Nichole Klatt*1, L Canary1, X Sun2, C Vinton1, M Perkins1, D Hazuda3, J Lifson4, E Haddad2, J Estes4, and J Brenchley1 1Lab of Molecular Microbio and Prgm in Barrier Immunity and Repair, NIAID, NIH, Bethesda, MD, US; 2Vaccine and Gene Therapy Inst, Port St Lucie, FL, US; 3Merck Res Labs, West Point, PA, US; and 4AIDS and Cancer Virus Prgm, SAIC-Frederick, Inc, NCI-Frederick, MD, US
 
During the Q&A the point was raised that this was a study in monkeys, that no clinical benefit was provided, and there could always be untoward side effects. In response the speaker said the potential benefit she thinks outweighs any potential risks, small studies in patients have been performed, and its hard to prove clinical benefit in short term studies with patients on HAART. The questionerÕs point was that this study could hit the newspapers and patients should not just go out and use it, but Klatt the speaker did not necessarily appear to agree.
 
link to webcast:
http://app2.capitalreach.com/esp1204/servlet/tc?c=10164&cn=retro&s=20481&&dp=player.jsp&e=16626&mediaType=podiumVideo
 
The author Klatt Summarized:
Priobotic supplementation of ARV therapy enhances gastrointestinal tract T cell immunity"
- increased GI tract CD4+ T cells
- decreased GI tract CD4+ T cell frequency
- decreased GI tract T cell turnover
(probiotic improved immune activation in the colon; increased CD4 T cell functionality)
 
SUGGESTING probiotic supplementation of HAART in HIV-infected individuals may improve prognosis
 
ABSTRACT
 
Background:
During progressive HIV/SIV infections, damage to the tight epithelial barrier of the gastrointestinal (GI) tract leads to microbial translocation, which contributes to chronic immune activation and disease progression.
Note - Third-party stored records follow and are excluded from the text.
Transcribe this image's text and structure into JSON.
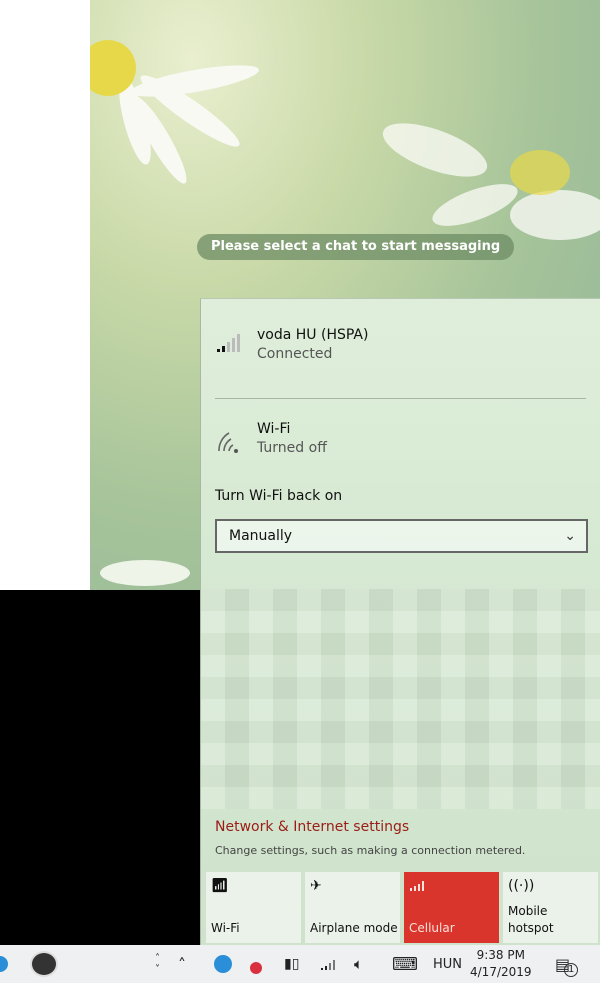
{
  "chat": {
    "placeholder": "Please select a chat to start messaging"
  },
  "cellular": {
    "name": "voda HU (HSPA)",
    "status": "Connected",
    "icon": "signal-bars-icon"
  },
  "wifi": {
    "name": "Wi-Fi",
    "status": "Turned off",
    "icon": "wifi-icon"
  },
  "wifi_back_on": {
    "label": "Turn Wi-Fi back on",
    "selected": "Manually"
  },
  "settings": {
    "link": "Network & Internet settings",
    "description": "Change settings, such as making a connection metered.",
    "link_color": "#9a1c16"
  },
  "quick_actions": [
    {
      "label": "Wi-Fi",
      "icon": "wifi-icon",
      "active": false
    },
    {
      "label": "Airplane mode",
      "icon": "airplane-icon",
      "active": false
    },
    {
      "label": "Cellular",
      "icon": "signal-bars-icon",
      "active": true
    },
    {
      "label": "Mobile hotspot",
      "icon": "hotspot-icon",
      "active": false
    }
  ],
  "accent": "#d9352c",
  "taskbar": {
    "language": "HUN",
    "time": "9:38 PM",
    "date": "4/17/2019",
    "notification_count": "1"
  }
}
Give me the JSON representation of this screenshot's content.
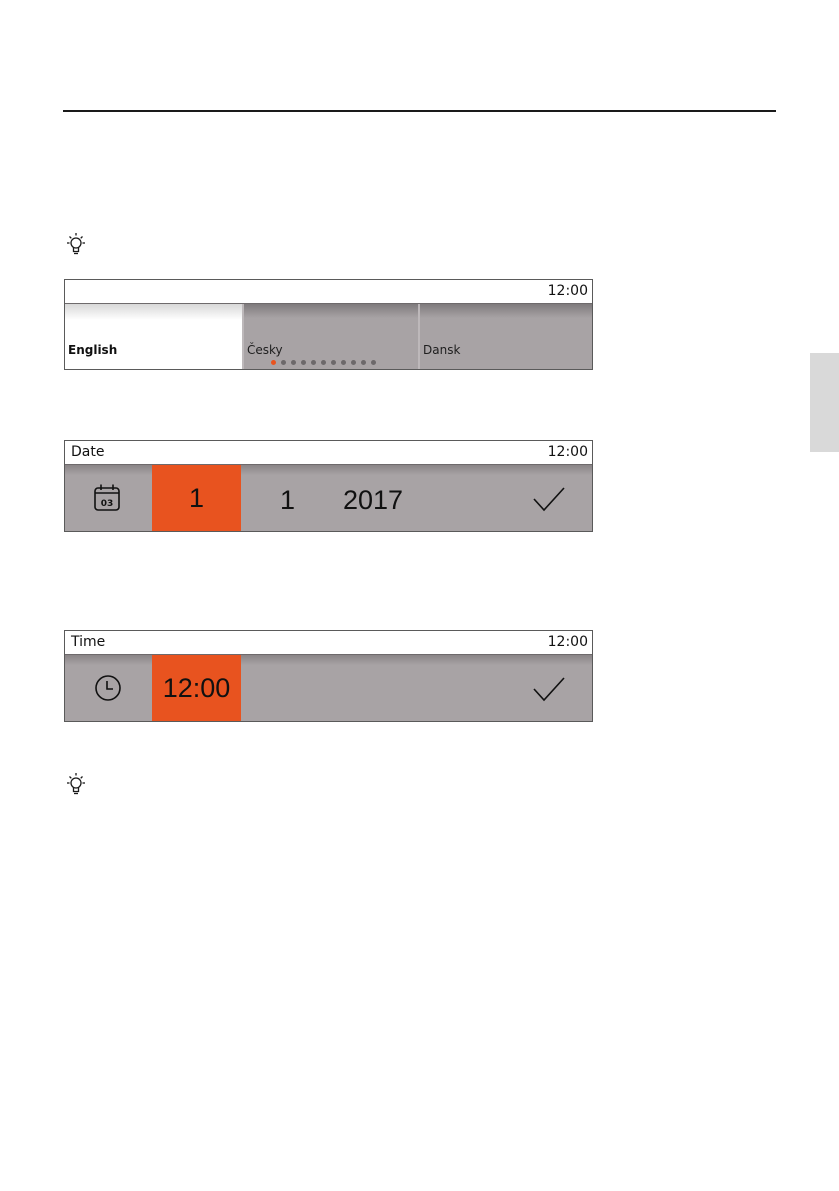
{
  "language_screen": {
    "clock": "12:00",
    "languages": [
      {
        "label": "English",
        "selected": true
      },
      {
        "label": "Česky",
        "selected": false
      },
      {
        "label": "Dansk",
        "selected": false
      }
    ],
    "page_indicator": {
      "count": 11,
      "active_index": 0
    }
  },
  "date_screen": {
    "title": "Date",
    "clock": "12:00",
    "icon": "calendar-icon",
    "icon_text": "03",
    "day": "1",
    "month": "1",
    "year": "2017",
    "confirm_icon": "check-icon"
  },
  "time_screen": {
    "title": "Time",
    "clock": "12:00",
    "icon": "clock-icon",
    "time": "12:00",
    "confirm_icon": "check-icon"
  },
  "colors": {
    "accent": "#e8531f",
    "panel": "#a8a3a5",
    "side_tab": "#d9d9d9"
  }
}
Furthermore, while ARV treatment in HIV-infected individuals reduces morbidity and mortality compared to untreated individuals these are still increased compared to uninfected individuals. This increased mortality is associated with inflammation and cardiovascular disease, which is associated with persistent microbial translocation. Thus, restoring the immunological and structural barrier of the GI tract may improve the prognosis of ARV-treated, HIV-infected individuals.
 
Methods: To improve the structural and immunological barrier of the GI tract, we treated chronically SIVmac239-infected pigtail macaques (PTM) with probiotics in combination with ARV treatment, and compared to chronically SIVmac239-infected PTM treated with ARV alone. Combination ARV therapy included 30mg/kg PMPA, 30mg/kg emtricitabine (FTC) (once daily, s.c.), and 120mg L812, 50mg L564 (twice daily, oral) for an average of 162 days.
 
Results: We found that, compared to PTM treated with ARV alone, animals given probiotics and ARV had enhanced reconstitution of CD4+ T cells in the colon (p = 0.0286). Furthermore, probiotic treatment decreased the activation of CD4+ T cells in the colon as measured by Ki67 (p = 0.0571) but increased the overall functionality of colon CD4+ T cells as measured by multifunctional cytokine production (p = 0.0590). In addition, gene array of colon leukocytes revealed differential transcriptional regulation of the colon immune system, with specific increases in antigen presenting cell (APC) related-genes. Consistent with this, we observed increased functionality of APC, including increased interleukin-23 (IL-23) production (p = 0.0286) in probiotic-treated animals.
 
Conclusions: Here we demonstrate that combination treatment with ARV and probiotics enhances mucosal immunity. Thus, use of probiotics for HIV-infected individuals may enhance GI health and improve their long-term prognosis.